国防予算関連の法律で議会への提出が昨年義務づけられ、今回が初めての報告書。4回目の核実験がいつでも実施可能な状況だと指摘、現時点で金正恩体制が米国などとの関係正常化や経済発展と引き換えに核・ミサイル開発を放棄することは考えにくいとした。
報告書は、北朝鮮の軍備が老朽化する一方で、日本や韓国だけでなく太平洋地域を射程に収める移動式弾道ミサイルを配備したと明記。中距離弾道ミサイル「ノドン」と「ムスダン」の発射台付き車両をそれぞれ最大で50台近く保有していると推定した。(共同)

この報告書とは、次のものです。

[PDF] Military And Security Developments Involving The Democratic People’s Republic Of Korea(国防総省)

報告書にもある通り、ノドンの発射機は最大で50基。以前から知られた数字ではありますが、こうして大きく発表されたのは初めてかもしれませんね。
nodong_launchers


北朝鮮はノドンを約200発保有しています。北朝鮮が開戦劈頭に一斉に200発日本に向けて撃ってきたら対処不能だ!だからミサイル防衛(MD)は不要だ!という言説をしばしば見かけます。

当たり前の話ですが、200発ミサイルを持っているからと言って、すべてが稼働状態であるはずもありませんし、それらをすべて初手で撃ち尽くしてしまうはずもありません。なにより、北朝鮮指導部が玉砕覚悟で持っているミサイルを全部一斉発射したくとも、発射機が50基しかないのではしかたありません。

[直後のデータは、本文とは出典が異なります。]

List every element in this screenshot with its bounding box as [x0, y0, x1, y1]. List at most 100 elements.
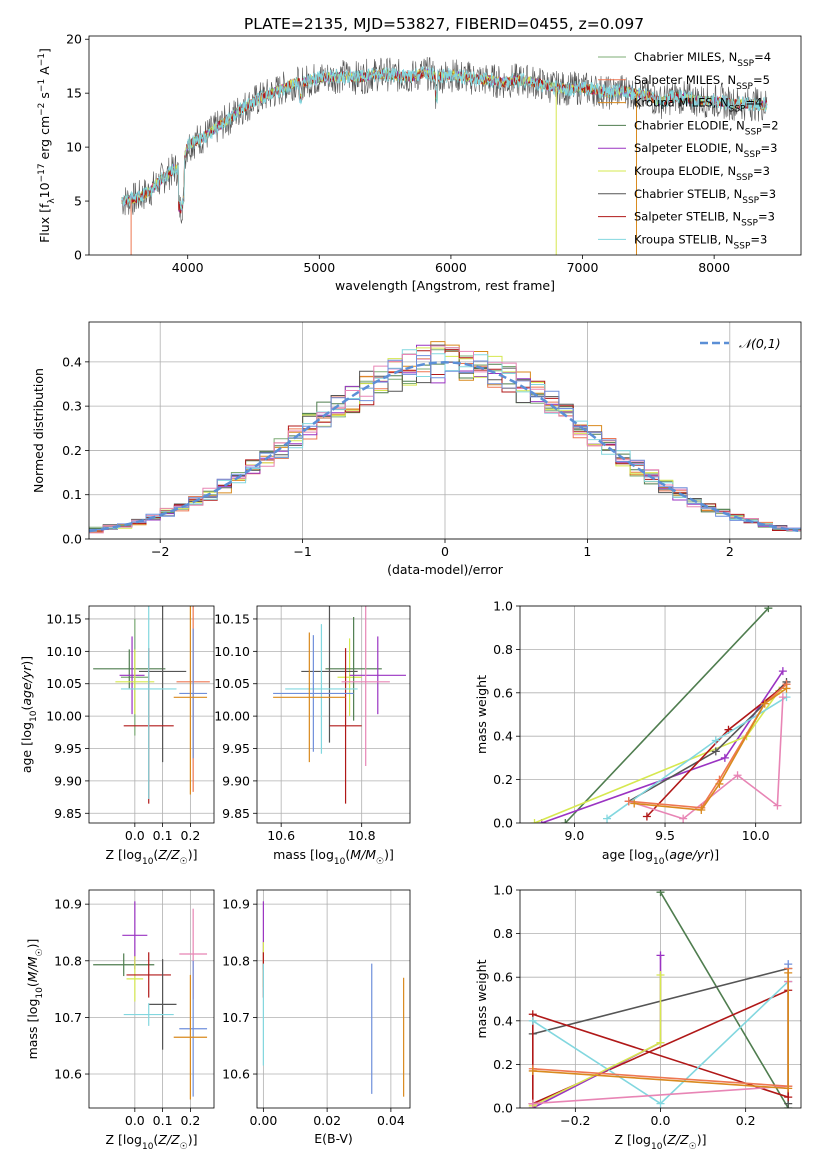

発射機が50基以下ということは、開戦劈頭でノドンを一斉発射できたとしても50発以下ということです。ただし、ノドンは液体燃料型ですから、発射前に燃料注入が必要で、その活動をアメリカや韓国の諜報網から完全に秘匿することは簡単なことじゃありません。わずか数両のムスダン発射車両が移動したことでさえ早い段階で察知されたことを考えても、ノドン大量発射という事態において、その兆候さえ漏れないという可能性は低いですね。

北朝鮮のノドン×200あるいは発射機×50という数字だけを提示してこれを誇大に脅威視するのであれば、我が方にあるミサイル防衛の数量を提示してみましょう。

海上自衛隊はBMD対応イージス艦を4隻保有し、各艦8発ずつSM-3を搭載しています。米第七艦隊は9隻。ミサイル大量発射の兆候があれば、このほとんどがオンステージに入るでしょう。航空自衛隊が保有するPAC-3は約200発。在日米陸軍もPAC-3を配備(約400発)。これに加え、有事には米本土からTHAADを含めた増援部隊が派遣されます。

もちろん、稼働率やPAC-3の展開場所も考えなければなりませんが、それはノドンに対しても同じことが言えます。彼我のミサイルと迎撃ミサイルの保有数だけを見比べて脅威だとか安心だとかは言い切れませんが、ノドンが日米のMDシステムを飽和させるのは容易でないという点が今回の報告書でも再確認できたのではないでしょうか。